Вечером, предупредив Марусю, они с Адамчуком и Федей пришли в наробраз.
Обсудив детали предстоящей операции, решили, что Марусе и Феде надо ехать вместе под одной фамилией - как брату и сестре. Феде тогда не придется прятаться и выжидать удобного случая, чтобы встретиться с Марусей. К тому же они были похожи друг на друга: оба светлоглавые, русые, румяные. Выдать их мог только говорок: Федя был из Рязани и eq \o (а;ґ)кал на рязанский манер, за что и подучил прозвище «чакист». А Маруся была волжанка: она окала. Разница в выговоре становилась особенно заметна, когда они разговаривали между собой. И Адамчук предложил Феде выдавать себя за глухонемого. Это, кстати, избавило бы его от расспросов дотошных деревенских кумушек, уменьшило бы шансы проболтаться, но зато услышать можно было много интересного: глухих не стесняются.
Задача была нелегкая, но Феде она пришлась по душе. Поручение казалось ему пустяковым, некоторое усложнение только украшало его.
- А справишься? - спросил Адамчук прищурясь. - Молчать придется и днем, и ночью, и наяву, и во сне. Даже когда вы одни будете и то нишкни: не дай бог, поблизости кто пройдет! Выдержишь? Тебе ведь это не по характеру.
- Хо! - самоуверенно сказал Федя. - Год буду молчать, если надо, огнем из меня не выжгешь. Глядите, и сейчас начну. Для тренировки, - сказал он новое словечко, позаимствованное у Буркашина.
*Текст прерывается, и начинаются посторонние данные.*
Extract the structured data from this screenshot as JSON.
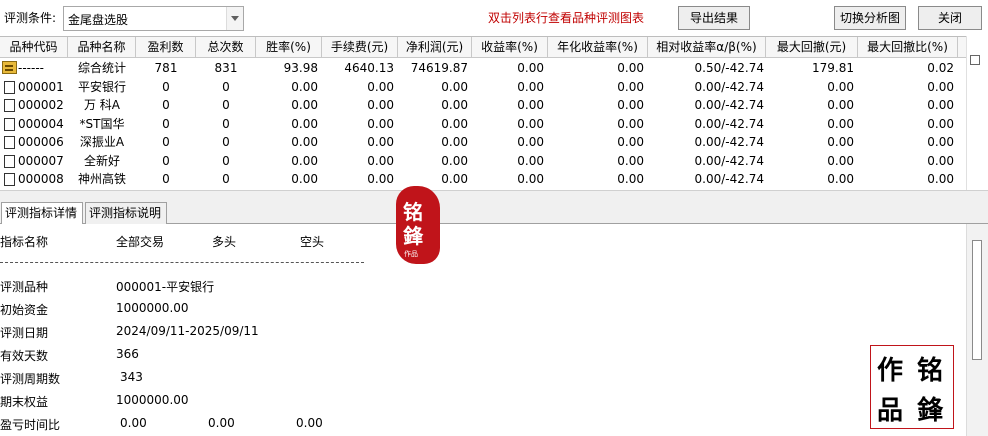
{
  "toolbar": {
    "condition_label": "评测条件:",
    "condition_value": "金尾盘选股",
    "hint": "双击列表行查看品种评测图表",
    "export_label": "导出结果",
    "switch_label": "切换分析图",
    "close_label": "关闭"
  },
  "grid": {
    "columns": [
      "品种代码",
      "品种名称",
      "盈利数",
      "总次数",
      "胜率(%)",
      "手续费(元)",
      "净利润(元)",
      "收益率(%)",
      "年化收益率(%)",
      "相对收益率α/β(%)",
      "最大回撤(元)",
      "最大回撤比(%)"
    ],
    "rows": [
      {
        "icon": "folder-icon",
        "code": "------",
        "name": "综合统计",
        "wins": "781",
        "total": "831",
        "win_rate": "93.98",
        "fee": "4640.13",
        "net_profit": "74619.87",
        "return": "0.00",
        "annual_return": "0.00",
        "alpha_beta": "0.50/-42.74",
        "max_dd": "179.81",
        "max_dd_ratio": "0.02"
      },
      {
        "icon": "document-icon",
        "code": "000001",
        "name": "平安银行",
        "wins": "0",
        "total": "0",
        "win_rate": "0.00",
        "fee": "0.00",
        "net_profit": "0.00",
        "return": "0.00",
        "annual_return": "0.00",
        "alpha_beta": "0.00/-42.74",
        "max_dd": "0.00",
        "max_dd_ratio": "0.00"
      },
      {
        "icon": "document-icon",
        "code": "000002",
        "name": "万 科A",
        "wins": "0",
        "total": "0",
        "win_rate": "0.00",
        "fee": "0.00",
        "net_profit": "0.00",
        "return": "0.00",
        "annual_return": "0.00",
        "alpha_beta": "0.00/-42.74",
        "max_dd": "0.00",
        "max_dd_ratio": "0.00"
      },
      {
        "icon": "document-icon",
        "code": "000004",
        "name": "*ST国华",
        "wins": "0",
        "total": "0",
        "win_rate": "0.00",
        "fee": "0.00",
        "net_profit": "0.00",
        "return": "0.00",
        "annual_return": "0.00",
        "alpha_beta": "0.00/-42.74",
        "max_dd": "0.00",
        "max_dd_ratio": "0.00"
      },
      {
        "icon": "document-icon",
        "code": "000006",
        "name": "深振业A",
        "wins": "0",
        "total": "0",
        "win_rate": "0.00",
        "fee": "0.00",
        "net_profit": "0.00",
        "return": "0.00",
        "annual_return": "0.00",
        "alpha_beta": "0.00/-42.74",
        "max_dd": "0.00",
        "max_dd_ratio": "0.00"
      },
      {
        "icon": "document-icon",
        "code": "000007",
        "name": "全新好",
        "wins": "0",
        "total": "0",
        "win_rate": "0.00",
        "fee": "0.00",
        "net_profit": "0.00",
        "return": "0.00",
        "annual_return": "0.00",
        "alpha_beta": "0.00/-42.74",
        "max_dd": "0.00",
        "max_dd_ratio": "0.00"
      },
      {
        "icon": "document-icon",
        "code": "000008",
        "name": "神州高铁",
        "wins": "0",
        "total": "0",
        "win_rate": "0.00",
        "fee": "0.00",
        "net_profit": "0.00",
        "return": "0.00",
        "annual_return": "0.00",
        "alpha_beta": "0.00/-42.74",
        "max_dd": "0.00",
        "max_dd_ratio": "0.00"
      }
    ]
  },
  "tabs": [
    "评测指标详情",
    "评测指标说明"
  ],
  "detail": {
    "header": [
      "指标名称",
      "全部交易",
      "多头",
      "空头"
    ],
    "items": [
      {
        "label": "评测品种",
        "value": "000001-平安银行"
      },
      {
        "label": "初始资金",
        "value": "1000000.00"
      },
      {
        "label": "评测日期",
        "value": "2024/09/11-2025/09/11"
      },
      {
        "label": "有效天数",
        "value": "366"
      },
      {
        "label": "评测周期数",
        "value": "343"
      },
      {
        "label": "期末权益",
        "value": "1000000.00"
      }
    ],
    "profit_time_ratio": {
      "label": "盈亏时间比",
      "all": "0.00",
      "long": "0.00",
      "short": "0.00"
    }
  },
  "seal_small": [
    "铭",
    "鋒",
    "作品"
  ],
  "seal_box": [
    "铭",
    "鋒",
    "作",
    "品"
  ],
  "colors": {
    "hint": "#c00000",
    "seal": "#c0141a",
    "header_bg": "#f6f6f6"
  }
}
И действительно промолчал весь вечер. У парня был недюжинный актерский талант. Алексей не мог удержаться от улыбки, глядя на туповатое, безучастное выражение лица своего приятеля.
Кончая разговор, Адамчук спросил:
- Все понятно? Вопросов нет? И у тебя, Федюшка?
Федя не ответил. На его лице были написаны скука и безмятежное добродушие.
- Эй, я тебя спрашиваю! Все ясно?
Федя смотрел в завешанный паутиной угол и сонно моргал глазами.
- Федюшка, ты что? - Маруся тронула его за руку. - Тебя же опрашивают!
Федя непонимающе уставился на нее и быстро зашевелил пальцами, издавая при этом какие-то нечленораздельные «ао» и «уы».
На что неулыбчивый человек был Адамчук, и тот засмеялся, глядя на него. Маруся и Алексей закатились от хохота. А Федя удивленно смотрел на них, моргал глазами, а потом тоже радостно осклабился глуповатой улыбкой глухонемого, привыкшего к тому, что его порок вызывает у людей веселье.
- Все бы хорошо, - заметил Адамчук, становясь серьезным, - только чуб убери: слишком лихо для убогого.
Но Федя в ловушку не пошел и продолжал улыбаться блаженно и глуповато.
- Хитер! - похвалил Адамчук, - Теперь вижу: сможешь.
И лишь тогда Федя шмыгнул носом, запихнул чуб под кубанку и самодовольно подмигнул Алексею.